In wenigen Minuten waren Adam und seine Spießgesellen vollkommen Herren des Hauses. Dann wurden die Silberschränke aufgebrochen, alle Kisten und Koffer geöffnet und ihrer wertvollen Gegenstände entledigt.

In kaum einer Viertelstunde waren die schwarzen Räuber mit dem Plündern fertig und bereiteten sich vor, wieder fortzugehen.

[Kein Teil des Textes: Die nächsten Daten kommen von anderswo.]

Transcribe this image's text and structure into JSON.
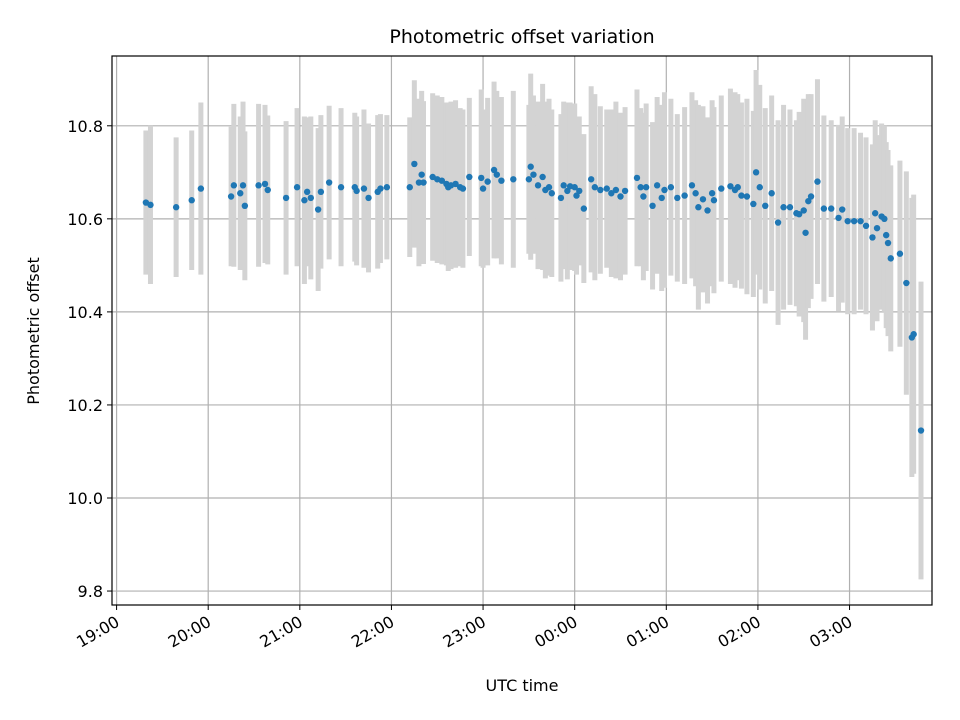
{
  "chart_data": {
    "type": "scatter",
    "title": "Photometric offset variation",
    "xlabel": "UTC time",
    "ylabel": "Photometric offset",
    "x_tick_labels": [
      "19:00",
      "20:00",
      "21:00",
      "22:00",
      "23:00",
      "00:00",
      "01:00",
      "02:00",
      "03:00"
    ],
    "y_tick_labels": [
      "9.8",
      "10.0",
      "10.2",
      "10.4",
      "10.6",
      "10.8"
    ],
    "xlim_hours": [
      18.95,
      27.9
    ],
    "ylim": [
      9.77,
      10.95
    ],
    "grid": true,
    "marker_color": "#1f77b4",
    "errorbar_color": "#d3d3d3",
    "points": [
      [
        19.32,
        10.635,
        0.155
      ],
      [
        19.37,
        10.63,
        0.17
      ],
      [
        19.65,
        10.625,
        0.15
      ],
      [
        19.82,
        10.64,
        0.15
      ],
      [
        19.92,
        10.665,
        0.185
      ],
      [
        20.25,
        10.648,
        0.15
      ],
      [
        20.28,
        10.672,
        0.175
      ],
      [
        20.35,
        10.655,
        0.165
      ],
      [
        20.38,
        10.672,
        0.18
      ],
      [
        20.4,
        10.628,
        0.16
      ],
      [
        20.55,
        10.672,
        0.175
      ],
      [
        20.62,
        10.675,
        0.17
      ],
      [
        20.65,
        10.662,
        0.16
      ],
      [
        20.85,
        10.645,
        0.165
      ],
      [
        20.97,
        10.668,
        0.17
      ],
      [
        21.05,
        10.64,
        0.18
      ],
      [
        21.08,
        10.658,
        0.16
      ],
      [
        21.12,
        10.645,
        0.175
      ],
      [
        21.2,
        10.62,
        0.175
      ],
      [
        21.23,
        10.658,
        0.165
      ],
      [
        21.32,
        10.678,
        0.165
      ],
      [
        21.45,
        10.668,
        0.17
      ],
      [
        21.6,
        10.668,
        0.16
      ],
      [
        21.62,
        10.66,
        0.16
      ],
      [
        21.7,
        10.665,
        0.17
      ],
      [
        21.75,
        10.645,
        0.16
      ],
      [
        21.85,
        10.658,
        0.165
      ],
      [
        21.88,
        10.665,
        0.16
      ],
      [
        21.95,
        10.668,
        0.155
      ],
      [
        22.2,
        10.668,
        0.15
      ],
      [
        22.25,
        10.718,
        0.18
      ],
      [
        22.3,
        10.678,
        0.18
      ],
      [
        22.33,
        10.695,
        0.18
      ],
      [
        22.35,
        10.678,
        0.175
      ],
      [
        22.45,
        10.69,
        0.18
      ],
      [
        22.5,
        10.685,
        0.18
      ],
      [
        22.55,
        10.682,
        0.18
      ],
      [
        22.6,
        10.675,
        0.175
      ],
      [
        22.62,
        10.668,
        0.18
      ],
      [
        22.65,
        10.672,
        0.18
      ],
      [
        22.7,
        10.675,
        0.18
      ],
      [
        22.75,
        10.668,
        0.17
      ],
      [
        22.78,
        10.665,
        0.17
      ],
      [
        22.85,
        10.69,
        0.17
      ],
      [
        22.98,
        10.688,
        0.19
      ],
      [
        23.0,
        10.665,
        0.17
      ],
      [
        23.05,
        10.68,
        0.18
      ],
      [
        23.12,
        10.705,
        0.19
      ],
      [
        23.15,
        10.695,
        0.18
      ],
      [
        23.2,
        10.682,
        0.18
      ],
      [
        23.33,
        10.685,
        0.19
      ],
      [
        23.5,
        10.685,
        0.16
      ],
      [
        23.52,
        10.712,
        0.2
      ],
      [
        23.55,
        10.695,
        0.17
      ],
      [
        23.6,
        10.672,
        0.18
      ],
      [
        23.65,
        10.69,
        0.2
      ],
      [
        23.68,
        10.662,
        0.19
      ],
      [
        23.72,
        10.668,
        0.19
      ],
      [
        23.75,
        10.655,
        0.18
      ],
      [
        23.85,
        10.645,
        0.18
      ],
      [
        23.88,
        10.672,
        0.18
      ],
      [
        23.92,
        10.66,
        0.19
      ],
      [
        23.95,
        10.67,
        0.18
      ],
      [
        24.0,
        10.668,
        0.18
      ],
      [
        24.02,
        10.65,
        0.17
      ],
      [
        24.05,
        10.66,
        0.16
      ],
      [
        24.1,
        10.622,
        0.16
      ],
      [
        24.18,
        10.685,
        0.2
      ],
      [
        24.22,
        10.668,
        0.2
      ],
      [
        24.28,
        10.662,
        0.18
      ],
      [
        24.35,
        10.665,
        0.17
      ],
      [
        24.4,
        10.655,
        0.18
      ],
      [
        24.45,
        10.662,
        0.19
      ],
      [
        24.5,
        10.648,
        0.18
      ],
      [
        24.55,
        10.66,
        0.18
      ],
      [
        24.68,
        10.688,
        0.19
      ],
      [
        24.72,
        10.668,
        0.17
      ],
      [
        24.75,
        10.648,
        0.18
      ],
      [
        24.78,
        10.668,
        0.18
      ],
      [
        24.85,
        10.628,
        0.18
      ],
      [
        24.9,
        10.672,
        0.19
      ],
      [
        24.95,
        10.645,
        0.2
      ],
      [
        24.98,
        10.662,
        0.21
      ],
      [
        25.05,
        10.668,
        0.19
      ],
      [
        25.12,
        10.645,
        0.18
      ],
      [
        25.2,
        10.65,
        0.19
      ],
      [
        25.28,
        10.672,
        0.2
      ],
      [
        25.32,
        10.655,
        0.2
      ],
      [
        25.35,
        10.625,
        0.22
      ],
      [
        25.4,
        10.642,
        0.2
      ],
      [
        25.45,
        10.618,
        0.2
      ],
      [
        25.5,
        10.655,
        0.2
      ],
      [
        25.52,
        10.64,
        0.2
      ],
      [
        25.6,
        10.665,
        0.2
      ],
      [
        25.7,
        10.67,
        0.21
      ],
      [
        25.75,
        10.662,
        0.21
      ],
      [
        25.78,
        10.668,
        0.2
      ],
      [
        25.82,
        10.65,
        0.2
      ],
      [
        25.88,
        10.648,
        0.21
      ],
      [
        25.95,
        10.632,
        0.2
      ],
      [
        25.98,
        10.7,
        0.22
      ],
      [
        26.02,
        10.668,
        0.22
      ],
      [
        26.08,
        10.628,
        0.21
      ],
      [
        26.15,
        10.655,
        0.21
      ],
      [
        26.22,
        10.592,
        0.22
      ],
      [
        26.28,
        10.625,
        0.22
      ],
      [
        26.35,
        10.625,
        0.21
      ],
      [
        26.42,
        10.612,
        0.2
      ],
      [
        26.45,
        10.61,
        0.22
      ],
      [
        26.5,
        10.618,
        0.24
      ],
      [
        26.52,
        10.57,
        0.23
      ],
      [
        26.55,
        10.638,
        0.23
      ],
      [
        26.58,
        10.648,
        0.22
      ],
      [
        26.65,
        10.68,
        0.22
      ],
      [
        26.72,
        10.622,
        0.2
      ],
      [
        26.8,
        10.622,
        0.19
      ],
      [
        26.88,
        10.602,
        0.2
      ],
      [
        26.92,
        10.62,
        0.2
      ],
      [
        26.98,
        10.595,
        0.2
      ],
      [
        27.05,
        10.595,
        0.2
      ],
      [
        27.12,
        10.595,
        0.19
      ],
      [
        27.18,
        10.585,
        0.19
      ],
      [
        27.25,
        10.56,
        0.2
      ],
      [
        27.28,
        10.612,
        0.2
      ],
      [
        27.3,
        10.58,
        0.2
      ],
      [
        27.35,
        10.605,
        0.2
      ],
      [
        27.38,
        10.6,
        0.2
      ],
      [
        27.4,
        10.565,
        0.2
      ],
      [
        27.42,
        10.548,
        0.2
      ],
      [
        27.45,
        10.515,
        0.2
      ],
      [
        27.55,
        10.525,
        0.2
      ],
      [
        27.62,
        10.462,
        0.24
      ],
      [
        27.68,
        10.345,
        0.3
      ],
      [
        27.7,
        10.352,
        0.3
      ],
      [
        27.78,
        10.145,
        0.32
      ]
    ]
  }
}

Während seine Spießgesellen in dieser Weise beschäftigt waren, hatte Chakra sein unglückliches Opfer unten an der großen Treppe in Sicherheit gebracht, wo er ungeduldig die Vollendung des Plünderungszugs abwartete. Obwohl er entschlossen seinen Anteil an der Beute vollständig in Anspruch zu nehmen, so war ihm hieran doch viel weniger gelegen, als an der endlichen Befriedigung jenes verruchten Gelüstes, das seine wilde Seele schon seit langer Zeit erfüllte.

Allein ungeachtet der heftigen Leidenschaft seiner teuflischen Begierde besaß Chakra doch hinreichend Klugheit, um sich für den Augenblick mäßigen zu können.

Sobald Adam und seine Helfer mit Beute beladen die große Treppe herab kamen, gab er seine Gefangene einem der Räuber zur Bewachung, befahl den anderen, ihm zu folgen, stieg rasch die Treppe hinauf und ging noch einmal in die ihrer Kostbarkeiten beraubte und ausgeplünderte Halle.

In unglaublich kurzer Zeit wurden die Harfe, die Stühle, die Sofas und Ruhebetten und andere leichte Mobilien mitten im Saal aufgehäuft, die Jalousien wurden ausgehoben und auf den Haufen gelegt und dann dieser angezündet. Das trockene Holz fing Feuer wie Zunder, und in wenigen Augenblicken stand das prächtige Herrenhaus von Willkommenberg vollständig in Flammen!

Kurze Zeit darauf suchten die Räuber bei dem weit umher in den Feldern verbreiteten Schein der roten Flamme sich in den nahen Büschen zu verbergen.

Sechs von ihnen schleppten schwer an den geraubten Schätzen, während der Siebente, der Fürchterlichste von allen, in seinen Armen einen Schatz ganz anderer Art trug, die liebliche Gestalt eines reizenden Mädchens, die ohnmächtig hingesunkene Kleine Quasheba!